Alabama Sues Census to Try to Stop “Illegal Aliens” from Being Counted as “Persons”

Joseph Fishkin

The State of Alabama, along with U.S. Rep. Mo Brooks (R-Huntsville), filed an unusual lawsuit last week against the Census Bureau. The suit demands that the census bureau stop counting “illegal aliens” in the Census.

This claim is related to, but far bolder and wilder than, the claim some conservative activists pushed all the way to the Supreme Court in the 2016 case of Evenwel v. Abbott. In Evenwel, the plaintiffs’ claim was that only voters, rather than all persons, should count for purposes of districting (at the state level). Some places have relatively more children, non-citizens, and others ineligible to vote than other places; the plaintiffs in Evenwel wanted each district to contain the same number of voters, instead of the current practice of having each district contain the same number of people. The difference has considerable partisan stakes: if the Evenwel plaintiffs had succeeded, the effect would be to shift representation and political power away from places with lots of children and/or lots of immigrants and toward areas that are older, whiter, and often more Republican. Still, Evenwel did not aim to mess with the Census count itself. Alabama’s new claim is bolder because it argues that the Bureau should simply not count certain non-citizens at all--for any purpose. (It’s not entirely clear which non-citizens Alabama wants the Census to not count. In a footnote on page one, the complaint defines the term “illegal alien” to include anyone who has overstayed a visa, or anyone who originally entered illegally, apparently regardless of their current visa status. This strikes me as likely an error, but it’s hard to know. Where Alabama’s counting rule would leave the many people whose current status is pending before a court, and where it would leave the many U.S. citizen children living in households with their “illegal alien” parents, I also do not know.)

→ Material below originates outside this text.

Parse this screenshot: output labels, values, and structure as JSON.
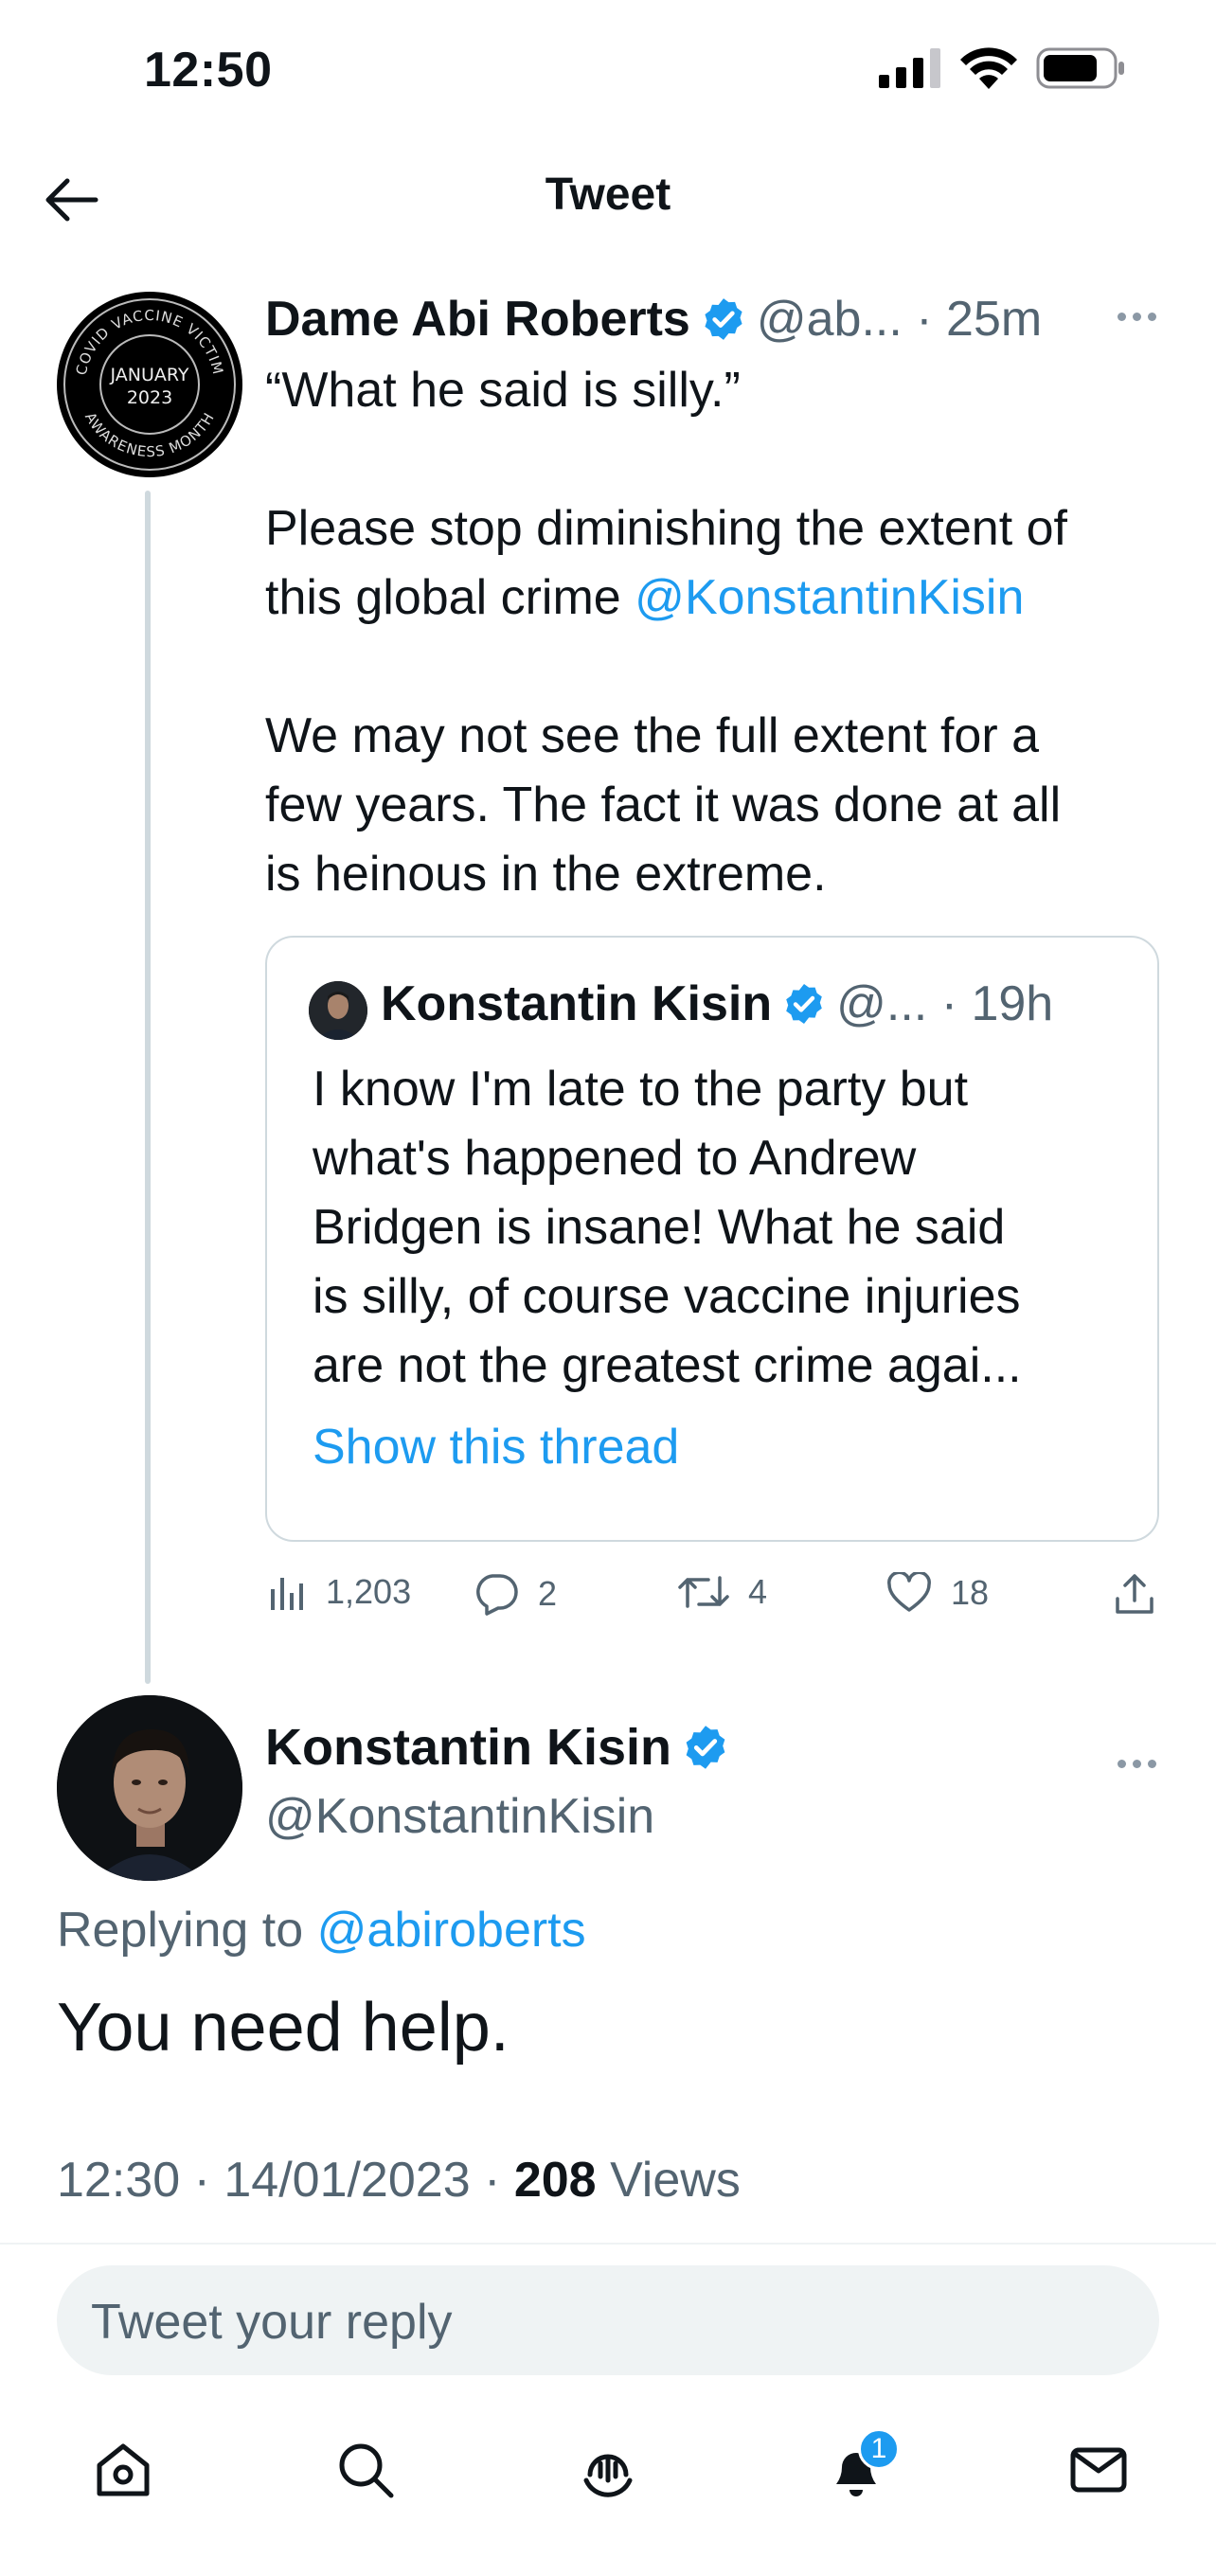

Under current settled constitutional law, this lawsuit is borderline frivolous. The reason is straightforward. The text of the U.S. Constitution, as amended, states: “Representatives shall be apportioned among the several States according to their respective numbers, counting the whole number of persons in each State,” Amend. XIV § 2; “The enumeration [of these persons] shall be made . . . within every subsequent term of ten years.” Art. I. § 2. (That’s the Census.)  Note that the Constitution does not say, for instance, the whole number of citizens, the whole number of lawful residents, the whole number of adults, or anything of that sort. It says “the whole number of persons” (before the Fourteenth Amendment it said, free persons) and accordingly, every single Census since the dawn of the Republic has counted people in the Census regardless of their citizenship status, eligibility to vote, lawful visa status or lack thereof, etc. This clause is—one might have thought—part of what Sandy Levinson calls the hard-wired constitution of settlement. Counting all “persons” is simply the rule, for better or worse; to argue otherwise is like arguing that someone should be able to be President who is under 35. But Alabama’s claim is that it is an actionable abuse of administrative discretion for the Census Bureau to continue to follow this plain constitutional command. That’s why I call Alabama’s claim bold, wild, and borderline frivolous.  And yet, ignoring this lawsuit might be a big mistake, for reasons I'll discuss.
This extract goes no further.